Open-source models: NVIDIA’s strategic choice
Huang praises the open-source community, noting that DeepSeek V1’s breakthrough last year directly spurred a wave of industry-wide development. On slides, models like Kimi K2 and DeepSeek V3.2 are ranked #1 and #2 in open-source.
While current open models may lag top-tier models by about six months, new models emerge every six months. This rapid iteration cycle keeps startups, giants, and researchers eager — nobody wants to miss out, including NVIDIA.
This time, NVIDIA isn’t just selling “shovels” or graphics cards; they’re building DGX Cloud supercomputers, developing advanced models like La Proteina (protein synthesis) and OpenFold 3. The open-source ecosystem spans biomedicine, physical AI, agent models, robotics, and autonomous driving.
Many open models from NVIDIA’s Nemotron family are also notable, including speech, multimodal, generative retrieval, and safety models, which have achieved top rankings and are widely adopted by enterprises.
Future outlook: From virtual to physical worlds
Previously, NVIDIA made chips for the virtual world.
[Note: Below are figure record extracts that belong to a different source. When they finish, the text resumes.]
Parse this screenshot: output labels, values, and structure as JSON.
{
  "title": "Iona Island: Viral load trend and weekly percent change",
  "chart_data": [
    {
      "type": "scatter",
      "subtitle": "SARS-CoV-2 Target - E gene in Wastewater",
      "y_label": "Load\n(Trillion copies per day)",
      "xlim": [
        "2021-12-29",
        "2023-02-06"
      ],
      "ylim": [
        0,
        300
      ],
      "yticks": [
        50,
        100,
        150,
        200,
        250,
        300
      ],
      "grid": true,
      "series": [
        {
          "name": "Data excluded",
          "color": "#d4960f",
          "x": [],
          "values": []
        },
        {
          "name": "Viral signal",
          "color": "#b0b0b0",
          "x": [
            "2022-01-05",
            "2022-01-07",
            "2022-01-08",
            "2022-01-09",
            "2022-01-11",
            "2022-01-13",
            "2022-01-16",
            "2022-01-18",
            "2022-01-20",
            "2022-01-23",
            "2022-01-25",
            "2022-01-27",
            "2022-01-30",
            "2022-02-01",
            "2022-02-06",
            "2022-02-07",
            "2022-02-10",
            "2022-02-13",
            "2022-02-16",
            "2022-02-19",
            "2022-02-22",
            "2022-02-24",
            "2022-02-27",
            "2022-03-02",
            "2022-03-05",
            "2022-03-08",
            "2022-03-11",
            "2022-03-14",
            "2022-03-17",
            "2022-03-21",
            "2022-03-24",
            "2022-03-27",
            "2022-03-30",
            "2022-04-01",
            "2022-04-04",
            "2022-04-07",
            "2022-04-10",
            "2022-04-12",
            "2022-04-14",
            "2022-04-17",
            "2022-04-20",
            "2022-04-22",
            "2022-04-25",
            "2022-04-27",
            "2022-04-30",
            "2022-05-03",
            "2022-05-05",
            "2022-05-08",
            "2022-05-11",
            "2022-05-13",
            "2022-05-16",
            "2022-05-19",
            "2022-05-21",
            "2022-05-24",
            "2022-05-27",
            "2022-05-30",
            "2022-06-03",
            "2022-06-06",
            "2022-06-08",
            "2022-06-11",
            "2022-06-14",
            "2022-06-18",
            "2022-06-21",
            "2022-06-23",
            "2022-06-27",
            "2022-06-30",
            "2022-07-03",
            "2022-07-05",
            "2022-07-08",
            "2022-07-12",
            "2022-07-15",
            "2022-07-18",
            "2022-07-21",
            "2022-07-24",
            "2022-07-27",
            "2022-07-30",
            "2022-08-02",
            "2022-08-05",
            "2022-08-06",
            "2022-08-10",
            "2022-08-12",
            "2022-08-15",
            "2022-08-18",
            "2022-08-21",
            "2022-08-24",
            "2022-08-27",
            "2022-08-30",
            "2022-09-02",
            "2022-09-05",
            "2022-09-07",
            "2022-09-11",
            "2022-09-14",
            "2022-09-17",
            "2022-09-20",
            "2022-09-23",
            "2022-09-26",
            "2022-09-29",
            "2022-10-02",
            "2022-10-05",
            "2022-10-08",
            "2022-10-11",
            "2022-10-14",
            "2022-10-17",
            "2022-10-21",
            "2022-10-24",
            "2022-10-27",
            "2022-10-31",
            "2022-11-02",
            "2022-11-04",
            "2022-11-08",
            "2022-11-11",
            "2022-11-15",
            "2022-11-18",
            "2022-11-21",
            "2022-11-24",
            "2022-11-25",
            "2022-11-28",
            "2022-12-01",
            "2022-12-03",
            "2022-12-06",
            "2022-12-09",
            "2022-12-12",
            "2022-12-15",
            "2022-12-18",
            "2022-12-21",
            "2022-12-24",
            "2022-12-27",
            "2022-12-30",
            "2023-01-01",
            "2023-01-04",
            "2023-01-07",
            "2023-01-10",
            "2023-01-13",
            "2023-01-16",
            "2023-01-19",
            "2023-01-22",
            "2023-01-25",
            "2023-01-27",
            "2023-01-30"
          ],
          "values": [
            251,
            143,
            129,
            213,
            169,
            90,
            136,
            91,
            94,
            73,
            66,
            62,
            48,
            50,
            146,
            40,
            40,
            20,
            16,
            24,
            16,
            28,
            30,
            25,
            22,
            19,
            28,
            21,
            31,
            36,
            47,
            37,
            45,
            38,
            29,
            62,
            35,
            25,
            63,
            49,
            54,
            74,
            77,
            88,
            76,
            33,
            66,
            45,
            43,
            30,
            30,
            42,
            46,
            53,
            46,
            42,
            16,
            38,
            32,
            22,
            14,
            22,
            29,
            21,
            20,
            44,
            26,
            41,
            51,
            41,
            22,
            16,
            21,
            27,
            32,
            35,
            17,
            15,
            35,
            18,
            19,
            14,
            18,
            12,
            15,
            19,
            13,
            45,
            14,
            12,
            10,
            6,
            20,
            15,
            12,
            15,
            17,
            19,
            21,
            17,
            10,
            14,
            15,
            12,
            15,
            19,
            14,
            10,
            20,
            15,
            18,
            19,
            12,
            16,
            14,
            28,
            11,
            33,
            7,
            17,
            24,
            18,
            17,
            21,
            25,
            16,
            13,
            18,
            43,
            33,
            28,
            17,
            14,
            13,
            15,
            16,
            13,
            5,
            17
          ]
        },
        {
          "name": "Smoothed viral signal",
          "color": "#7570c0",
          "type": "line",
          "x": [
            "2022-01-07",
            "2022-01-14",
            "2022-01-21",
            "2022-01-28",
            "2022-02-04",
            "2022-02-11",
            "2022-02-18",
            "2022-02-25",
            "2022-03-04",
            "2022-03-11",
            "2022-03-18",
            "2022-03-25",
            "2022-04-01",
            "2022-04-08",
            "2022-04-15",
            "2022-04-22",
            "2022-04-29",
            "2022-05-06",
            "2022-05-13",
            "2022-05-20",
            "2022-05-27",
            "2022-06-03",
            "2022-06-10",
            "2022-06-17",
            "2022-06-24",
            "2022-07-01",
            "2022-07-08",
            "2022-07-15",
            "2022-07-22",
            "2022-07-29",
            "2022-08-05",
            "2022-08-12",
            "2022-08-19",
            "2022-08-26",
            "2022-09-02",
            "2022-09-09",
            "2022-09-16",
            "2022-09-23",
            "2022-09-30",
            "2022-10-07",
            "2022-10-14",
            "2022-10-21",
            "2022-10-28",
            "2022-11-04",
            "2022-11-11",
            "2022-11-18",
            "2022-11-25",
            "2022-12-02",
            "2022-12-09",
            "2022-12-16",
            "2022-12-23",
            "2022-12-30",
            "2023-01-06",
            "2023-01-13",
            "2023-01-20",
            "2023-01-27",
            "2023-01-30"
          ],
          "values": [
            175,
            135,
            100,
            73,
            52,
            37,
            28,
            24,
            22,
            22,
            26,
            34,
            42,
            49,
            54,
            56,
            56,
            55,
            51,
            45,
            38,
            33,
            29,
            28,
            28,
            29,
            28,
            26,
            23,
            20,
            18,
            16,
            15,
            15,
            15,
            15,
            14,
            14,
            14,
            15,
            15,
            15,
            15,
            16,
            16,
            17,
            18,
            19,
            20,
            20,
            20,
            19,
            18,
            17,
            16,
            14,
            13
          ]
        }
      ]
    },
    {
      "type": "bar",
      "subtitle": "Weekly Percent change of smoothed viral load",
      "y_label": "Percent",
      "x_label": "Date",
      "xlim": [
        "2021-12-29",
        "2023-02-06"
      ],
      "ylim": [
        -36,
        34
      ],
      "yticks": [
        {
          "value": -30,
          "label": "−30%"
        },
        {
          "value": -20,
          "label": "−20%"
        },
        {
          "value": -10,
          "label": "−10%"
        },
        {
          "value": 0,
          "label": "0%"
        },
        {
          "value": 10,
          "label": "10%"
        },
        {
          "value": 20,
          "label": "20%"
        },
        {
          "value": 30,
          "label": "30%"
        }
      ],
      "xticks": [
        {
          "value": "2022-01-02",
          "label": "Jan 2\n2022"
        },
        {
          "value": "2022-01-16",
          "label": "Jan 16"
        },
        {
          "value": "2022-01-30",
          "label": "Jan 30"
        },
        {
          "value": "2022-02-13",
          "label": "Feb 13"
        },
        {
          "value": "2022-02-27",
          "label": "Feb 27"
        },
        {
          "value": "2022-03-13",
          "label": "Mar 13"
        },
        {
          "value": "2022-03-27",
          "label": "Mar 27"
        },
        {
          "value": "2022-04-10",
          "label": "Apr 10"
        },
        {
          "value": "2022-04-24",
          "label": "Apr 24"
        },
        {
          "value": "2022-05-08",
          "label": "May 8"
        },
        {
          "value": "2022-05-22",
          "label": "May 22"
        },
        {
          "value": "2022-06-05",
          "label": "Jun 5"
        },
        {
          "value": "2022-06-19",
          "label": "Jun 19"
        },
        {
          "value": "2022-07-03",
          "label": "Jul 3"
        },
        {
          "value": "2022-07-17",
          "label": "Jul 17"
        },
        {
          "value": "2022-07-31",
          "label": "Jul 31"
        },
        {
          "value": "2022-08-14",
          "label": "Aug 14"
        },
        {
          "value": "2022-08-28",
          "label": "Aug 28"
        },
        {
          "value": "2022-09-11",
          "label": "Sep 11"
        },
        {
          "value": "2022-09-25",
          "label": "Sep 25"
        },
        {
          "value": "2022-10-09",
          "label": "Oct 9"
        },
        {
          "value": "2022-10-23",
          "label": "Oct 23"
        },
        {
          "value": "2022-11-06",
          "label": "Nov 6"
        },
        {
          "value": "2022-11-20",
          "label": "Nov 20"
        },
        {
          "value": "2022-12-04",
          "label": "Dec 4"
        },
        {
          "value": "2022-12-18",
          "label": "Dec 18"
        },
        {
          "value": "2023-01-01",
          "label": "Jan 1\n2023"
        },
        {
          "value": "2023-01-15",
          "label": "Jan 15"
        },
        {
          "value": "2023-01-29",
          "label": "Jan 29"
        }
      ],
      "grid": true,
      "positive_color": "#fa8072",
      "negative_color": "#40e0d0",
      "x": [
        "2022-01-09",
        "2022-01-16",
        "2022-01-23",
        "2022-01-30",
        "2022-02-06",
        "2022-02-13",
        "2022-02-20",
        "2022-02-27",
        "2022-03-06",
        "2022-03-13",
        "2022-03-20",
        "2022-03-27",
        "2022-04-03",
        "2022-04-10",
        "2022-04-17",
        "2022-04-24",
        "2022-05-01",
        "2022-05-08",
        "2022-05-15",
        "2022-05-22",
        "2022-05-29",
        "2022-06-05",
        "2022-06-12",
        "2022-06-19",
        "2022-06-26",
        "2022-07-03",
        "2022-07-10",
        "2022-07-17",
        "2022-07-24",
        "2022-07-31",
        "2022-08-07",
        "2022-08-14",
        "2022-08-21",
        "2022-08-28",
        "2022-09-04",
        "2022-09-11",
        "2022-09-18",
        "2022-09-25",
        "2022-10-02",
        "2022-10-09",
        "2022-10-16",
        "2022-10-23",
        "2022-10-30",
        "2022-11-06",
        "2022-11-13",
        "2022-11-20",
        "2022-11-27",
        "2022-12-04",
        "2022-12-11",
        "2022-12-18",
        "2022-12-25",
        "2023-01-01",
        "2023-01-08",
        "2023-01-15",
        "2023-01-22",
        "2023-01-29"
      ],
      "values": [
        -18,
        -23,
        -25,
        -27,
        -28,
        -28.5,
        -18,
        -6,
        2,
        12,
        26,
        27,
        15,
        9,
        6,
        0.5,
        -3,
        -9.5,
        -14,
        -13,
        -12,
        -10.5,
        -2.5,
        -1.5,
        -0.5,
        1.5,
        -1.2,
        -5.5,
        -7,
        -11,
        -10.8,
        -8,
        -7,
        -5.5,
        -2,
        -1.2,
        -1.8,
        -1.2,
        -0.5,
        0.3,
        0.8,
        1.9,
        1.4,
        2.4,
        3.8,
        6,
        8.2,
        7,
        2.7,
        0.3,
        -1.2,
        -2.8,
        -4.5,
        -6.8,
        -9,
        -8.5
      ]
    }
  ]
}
Now, Huang clearly shifts focus to physical AI, with autonomous driving and humanoid robots as representatives, aiming to enter the real, physical world with fierce competition.
Amid debates over an AI bubble, besides unveiling Vera Rubin’s supercomputing platform to meet computational demands, Huang is heavily investing in applications and software. The goal is to make AI’s transformative impact visually clear — from safer autonomous driving to reasoning robots.
Ultimately, only when the battle moves into the real world can these weapons continue to sell.